Climb to a wilderness mountain top ... alone. Drink from the panoramic wonder and shout, "I am." Not particularly inclined toward such an energetic and reflective pursuit, eh? Ensconced in life's constraints, are you?
OK. At least go see "Into the Wild." Sean Penn wrote the screenplay and directed this film, working masterfully from Jon Krakauer's best-selling book of the same name.
Immediately after graduating from college, the real-life Christopher Johnson McCandless gave away the $24,000 in his bank account geared toward paving his future. In his well-worn car, he drove west. When his car got thrashed, he left it behind.
Proudly living on as little money as he could, McCandless bummed rides and picked up jobs, always with sights set on an adventure in the Alaskan wilderness. He lived alone for a few months, north of Mount McKinley.
Something in his wilderness diet poisoned him. At age 24 he starved to death, but don't pigeonhole this as a sad story.

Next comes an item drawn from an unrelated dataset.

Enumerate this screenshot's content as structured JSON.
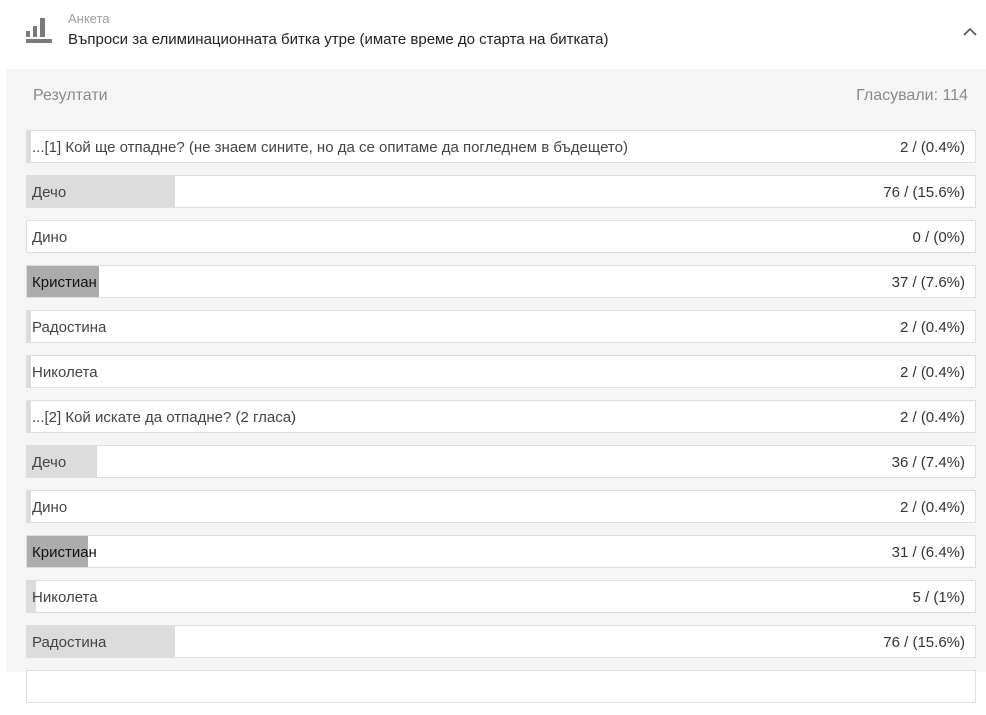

As much as this film is about a stubbornly independent young man on a solitary journey, it is also a film about human connection. He knew who he was. His confidence and passion enriched the people in his life. Where his life had to go caused heartache in those who could not get him to stay. Part of the baggage he carried on his back included prickling judgments from his upbringing and education.
As McCandless, Emile Hirsch commands the center of attention throughout "Into the Wild." He exudes a mature wisdom that is clearly attached to a life still young. His scenes are engrossing, whether he's riding the rails, reading a book, cutting up a moose or drawing people into his aura. Character parts, big and small, round out a challenging focus on a singular life, as do choice locations throughout the West.
Until you get around to visiting truth on your own solo adventure, you can find a very personalized expression of it in what may be the best movie of the year.